Billingsley’s Bullets: You don’t have to fight to win

By From page A5 | July 02, 2014

In his book “Change Your Thoughts – Change Your Life,” Dr. Wayne Dyer states the following, “Don’t fight colds, illnesses or even serious afflictions. Don’t fight with family members, or against political opinions. Don’t fight addictions, and most important, don’t fight yourself. If you have cancer or arthritis cells in your body, talk to them from that perspective: ‘If you insist on living in my body, I wish to live in harmony, peace and total health with you, otherwise, I invite you to take up residence elsewhere.’”

• Not fighting colds, illnesses or even serious diseases works pretty well for me. Recently I faced four afflictions that brought a halt to my desire to play tennis or work out for about six weeks.

• I meditated daily about those afflictions, consulted my wise and caring physician, Dr. Susan Shiells, who provided plenty of great advice, encouragement, medication and optimism. My wife, Monika, offered plenty of “this, too, shall pass” advice and encouragement, and I was back to tennis and working out within two months. Three days later I played in a Round Robin tennis tournament and placed second, losing first place by one point.

• Instead of cussing my bad luck, I focused on being restful, sleeping longer and visualizing good health returning to my life. It never occurred to me to fight the health problems with anger. Optimism paid off.

• Fighting with family members makes no sense to me. Families should have each other’s back and never be involved in backstabbing. Fighting consumes lots of energy that could be directed towards loving and sharing kindness to your family. When family members fight verbally or physically, nobody ever wins. Fighting creates distance, not solutions.

• To battle against other political opinions is pretty stupid. I’ve never seen political arguments result in solutions to problems. When politicians quit arguing and fighting, then you have hope for resolving problems. Nobody changes his mind after political arguments. When the arguments stop, possible solutions begin.

• It seems strange to suggest that you become a friend with your cancer or your arthritis. However, in my life I have seen handshakes and hugs solve problems when anger and bitterness failed to resolve anything.

• Positive thoughts have helped me deal better with diseases and relationships. Studies have demonstrated that a positive attitude helps your immune system to fight off diseases and pain. A dangerous or deadly disease does not define who you are. In the final analysis, you are still the shot-caller in your life.

• It’s probably impossible to stop negative thoughts from entering your mind, but you have a lot to say about how long those negative thoughts remain.

• What you expect from life is probably what you will receive. You are about as happy as you predicted you would be. Your expectations are directly colored by how you feel about the universe. Pessimists expect the worst, and receive it. Optimists let go of disappointment and go forward to the next day.

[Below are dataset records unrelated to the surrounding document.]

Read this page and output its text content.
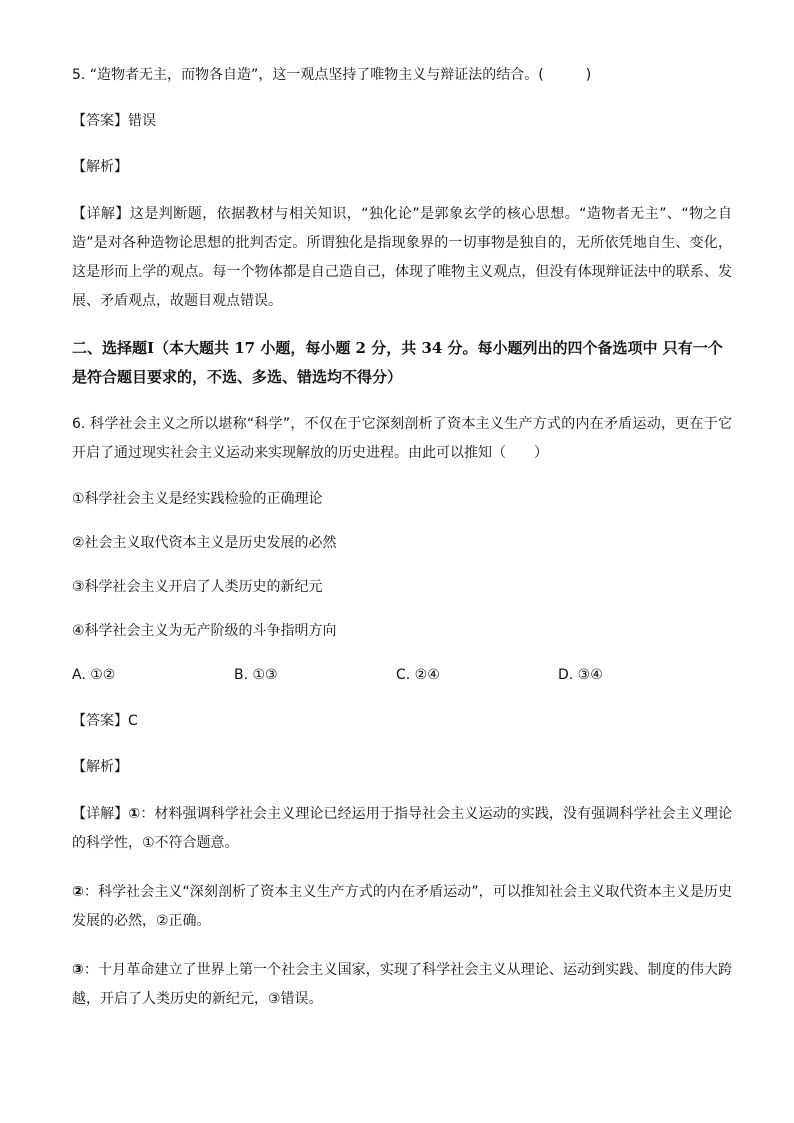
5. “造物者无主，而物各自造”，这一观点坚持了唯物主义与辩证法的结合。(　　　)
【答案】错误
【解析】
【详解】这是判断题，依据教材与相关知识，“独化论”是郭象玄学的核心思想。“造物者无主”、“物之自造”是对各种造物论思想的批判否定。所谓独化是指现象界的一切事物是独自的，无所依凭地自生、变化，这是形而上学的观点。每一个物体都是自己造自己，体现了唯物主义观点，但没有体现辩证法中的联系、发展、矛盾观点，故题目观点错误。
二、选择题Ⅰ（本大题共 17 小题，每小题 2 分，共 34 分。每小题列出的四个备选项中 只有一个是符合题目要求的，不选、多选、错选均不得分）
6. 科学社会主义之所以堪称“科学”，不仅在于它深刻剖析了资本主义生产方式的内在矛盾运动，更在于它开启了通过现实社会主义运动来实现解放的历史进程。由此可以推知（　　）
①科学社会主义是经实践检验的正确理论
②社会主义取代资本主义是历史发展的必然
③科学社会主义开启了人类历史的新纪元
④科学社会主义为无产阶级的斗争指明方向
A. ①②	B. ①③	C. ②④	D. ③④
【答案】C
【解析】
【详解】①：材料强调科学社会主义理论已经运用于指导社会主义运动的实践，没有强调科学社会主义理论的科学性，①不符合题意。
②：科学社会主义“深刻剖析了资本主义生产方式的内在矛盾运动”，可以推知社会主义取代资本主义是历史发展的必然，②正确。
③：十月革命建立了世界上第一个社会主义国家，实现了科学社会主义从理论、运动到实践、制度的伟大跨越，开启了人类历史的新纪元，③错误。
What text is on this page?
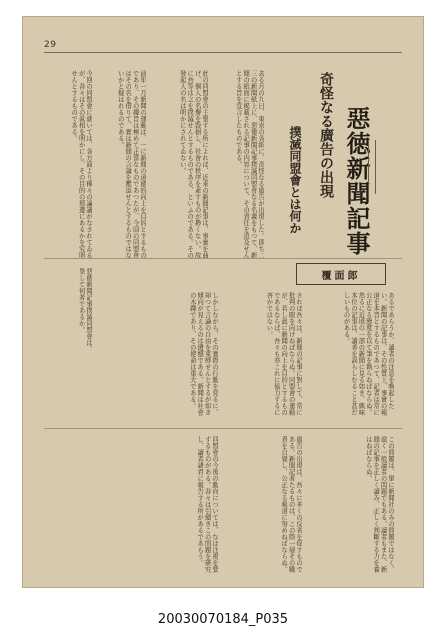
29
奇怪なる廣告の出現 惡徳新聞記事
撲滅同盟會とは何か
去る月の九日、東京の各紙に、奇怪なる廣告が出現した。即ち二三の新聞紙上に、惡徳新聞記事撲滅同盟會なる名義をもつて、新聞の紙面に掲載される記事の内容について、その責任を追及せんとする旨を宣言したものである。
此の同盟會の主張する所によれば、近來の新聞記事は、事實を曲げ、個人の名譽を毀損し、社會の秩序を紊すものが尠くない。故に吾等は之を撲滅せんとするものである、といふのである。その發起人の名は明かにされてゐない。
前年一月新聞の運動は、一に新聞の道徳的向上を目的とするものであり、その趣旨は極めて正當なものであつたが、今回の同盟會はその名を借りて、實は新聞の言論を壓迫せんとするものではないかと疑はれるのである。
今回の同盟會に就いては、各方面より種々の論議がなされてゐるが、吾々はその眞相を明かにし、その目的の那邊にあるかを究明せんとするものである。
覆面郎
惡徳新聞記事撲滅同盟會は、果して何者であるか。	あるであらうか、讀者の注意を喚起したい。新聞の記事は、その性質上、事實の報道を本旨とするものであつて、記者は常に公正なる態度を以て筆を執らねばならぬ。然るに近頃の一部の新聞に見る如き、興味本位の記事は、讀者を誤らしむること甚だしいものがある。
されば吾々は、新聞の記事に對して、常に批判の眼を向けねばならぬ。同盟會の運動が、若し眞に新聞の向上を目的とするものであるならば、吾々も亦これに協力するに吝かではない。
しかしながら、その實際の行動を見るに、却つて言論の自由を束縛せんとするが如き傾向が見えるのは遺憾である。新聞は社會の木鐸であり、その使命は重大である。
この問題は、單に新聞社のみの問題ではなく、廣く一般讀者の問題でもある。讀者もまた、新聞の記事を正しく讀み、正しく判斷する力を養はねばならぬ。
廣告の出現は、吾々に多くの反省を促すものである。新聞記者たるものは、この際一層その職責を自覺し、公正なる報道に努めねばならぬ。
同盟會の今後の動向については、なほ注視を要するものがある。吾々は引續きこの問題を研究し、讀者諸君に報告する所があるであらう。
20030070184_P035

• When you go camping, do you worry about sunburn, snakes, insects, getting lost, having a jerk in the tent next to you, etc., etc.? When camping out, do you instead enjoy the birds singing, the beautiful views, the nightly campfire, etc.?

• Camping offers lots of quiet time, the possibility of meeting some very nice people, and a relaxing change of pace in your life. Your attitude and your expectations will determine if the camping trip will be lots of fun and create great memories.

Bob Billingsley is an El Dorado Hills resident and bi-weekly columnist at the Mountain Democrat.